Plant growth regulators may be useful in lush crops

Plant growth regulators may be useful in lush crops

With feed barley prices pushing historical highs over the past few months, western Canadian growers might be more tempted than ever to push their agronomy packages to achieve maximum barley yields.

Under the right growing conditions, that could make plant growth regulators (PGRs) an investment worth considering, says Sheri Strydhorst, agronomy research specialist with the Alberta Wheat and Barley Commissions.

“These products are meant to mitigate lodging,” said Strydhorst.

“They keep the plant shorter and don’t cause that tall growth, so you won’t have that heavy seed head sitting really high up in the canopy” where it can be laid flat by wind and rain.

“This is a tool for growers to be able to push agronomy in highly productive areas and then manage the lodging piece (with PGRs).”

PGRs are still relatively new to Western Canada so grower experience and performance data is limited.

But researchers are learning more.

In Alberta, Strydhorst did her own PGR product comparisons on barley plots near Barrhead, northwest of Edmonton.

Two PGR products — Moddus and Mainpulator — were applied on AAC Synergy and CDC Copeland.

“We found Manipulator reduced plant height by three centimetres and Moddus by 10 cm,” Strydhorst told The Western Producer.

“We didn’t have a lot of lodging in the trial, but when we did, we found the Moddus improved standability.”

PGR products can be used on spring wheat, durum and winter wheat, as well as barley.

There is limited Canadian data assessing performance on oats.

Before making the decision to use a PGR on barley, growers should keep a few things in mind.

For starters, PGRs are suited for situations where there is excellent soil moisture and where big crop yields are expected.

PGRs are not a good fit for crops growing in dry soil or crops with limited yield potential.

“The labels on both Manipulator and Moddus clearly state: don’t apply to a barley crop that’s environmentally stressed or under stress from waterlogging, drought or nutrient deficiency,” said Strydhorst.

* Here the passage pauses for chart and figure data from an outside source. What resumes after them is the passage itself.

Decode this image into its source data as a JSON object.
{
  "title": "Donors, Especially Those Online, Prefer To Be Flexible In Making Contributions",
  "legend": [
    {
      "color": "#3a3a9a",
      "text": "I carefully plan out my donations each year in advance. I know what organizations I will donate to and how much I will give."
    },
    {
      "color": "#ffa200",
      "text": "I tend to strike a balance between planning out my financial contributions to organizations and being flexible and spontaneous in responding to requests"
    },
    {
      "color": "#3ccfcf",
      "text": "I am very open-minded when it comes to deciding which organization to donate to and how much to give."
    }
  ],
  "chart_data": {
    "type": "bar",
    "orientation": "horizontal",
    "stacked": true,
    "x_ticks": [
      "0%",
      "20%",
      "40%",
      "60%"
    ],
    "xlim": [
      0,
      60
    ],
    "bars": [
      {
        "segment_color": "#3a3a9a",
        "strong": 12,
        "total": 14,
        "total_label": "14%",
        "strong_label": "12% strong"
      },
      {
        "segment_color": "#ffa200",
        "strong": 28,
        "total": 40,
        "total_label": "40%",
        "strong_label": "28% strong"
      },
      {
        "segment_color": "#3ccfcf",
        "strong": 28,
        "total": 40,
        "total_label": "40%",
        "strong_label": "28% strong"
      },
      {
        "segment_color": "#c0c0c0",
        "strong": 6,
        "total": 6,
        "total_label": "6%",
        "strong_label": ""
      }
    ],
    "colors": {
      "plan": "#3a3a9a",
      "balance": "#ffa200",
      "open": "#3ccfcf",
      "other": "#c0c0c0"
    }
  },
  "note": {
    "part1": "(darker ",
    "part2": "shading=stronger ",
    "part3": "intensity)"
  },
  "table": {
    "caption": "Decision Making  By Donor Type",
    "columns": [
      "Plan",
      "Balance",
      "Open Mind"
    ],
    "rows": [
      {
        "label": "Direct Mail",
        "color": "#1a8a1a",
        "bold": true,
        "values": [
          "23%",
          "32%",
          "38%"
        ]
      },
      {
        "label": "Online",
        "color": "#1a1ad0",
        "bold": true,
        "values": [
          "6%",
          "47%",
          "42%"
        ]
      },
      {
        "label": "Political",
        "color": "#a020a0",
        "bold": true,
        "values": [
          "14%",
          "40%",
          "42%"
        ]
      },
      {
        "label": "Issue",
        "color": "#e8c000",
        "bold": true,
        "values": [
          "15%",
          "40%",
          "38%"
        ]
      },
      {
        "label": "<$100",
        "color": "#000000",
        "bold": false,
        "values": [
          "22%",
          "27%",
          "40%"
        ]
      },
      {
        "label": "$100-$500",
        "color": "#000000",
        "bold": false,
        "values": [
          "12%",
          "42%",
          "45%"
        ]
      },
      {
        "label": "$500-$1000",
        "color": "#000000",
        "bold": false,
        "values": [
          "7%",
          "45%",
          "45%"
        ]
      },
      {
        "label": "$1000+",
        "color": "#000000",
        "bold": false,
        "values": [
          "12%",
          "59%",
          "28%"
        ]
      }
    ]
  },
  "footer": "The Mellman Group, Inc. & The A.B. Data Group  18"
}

“When you have those external pressures, a PGR is really not recommended. But if you’re in that sweet spot where everything is looking great — the high yield potential is there and the rainfall is timely and sufficient — then that’s the situation where you’d want to consider using a PGR.”

Growers should also keep in mind that the primary benefit of using a PGR is to reduce or prevent lodging and to improve the harvestability.

Because standability is improved, harvest efficiency will be enhanced and grain quality will generally be better due to reduced lodging.

“If you don’t have a crop that’s lodged and sitting down on the ground, you’re going to prevent disease because your (seed) heads are up in the canopy, rather than lying flat on the soil.”

PGRs reduce lodging by limiting a plant hormone called gibberellin, which promotes stem elongation.

However, it shouldn’t be assumed that a plant that uses less water and fewer nutrients on stem development will redeploy those inputs into grain production.

Any potential correlation between PGR use, shorter straw and higher grain yields is not well understood.

“With less stem elongation, there is some redistribution of nutrients, so you can have increased root growth, but that doesn’t happen every single time.”

Growers should also weigh the purchase price of PGR products and application costs, against the potential financial benefits.

For best results, PGRs should be applied in a separate sprayer pass, rather than tank mixed with other products.

The recommended application window for Manipulator and Moddus is between growth stages 31 and 32.

Typically, that recommended application window can last from two to four days, depending on growing conditions.

Additional information on the use of PGR products in barley can be viewed online at bit.ly/3iiB06X.

Strydhorst also urged growers to check with grain buyers before using PGR products on barley to ensure compliance with Keep It Clean product advisories.

Manipulator (chlormequate chloride) is currently rated as an “amber” product in Keep It Clean advisories, meaning growers should check with their grain buyers before using the product on feed, food or malt barley.

Moddus (trinexapac-ethyl) does not have any Keep It Clean product advisories or warnings.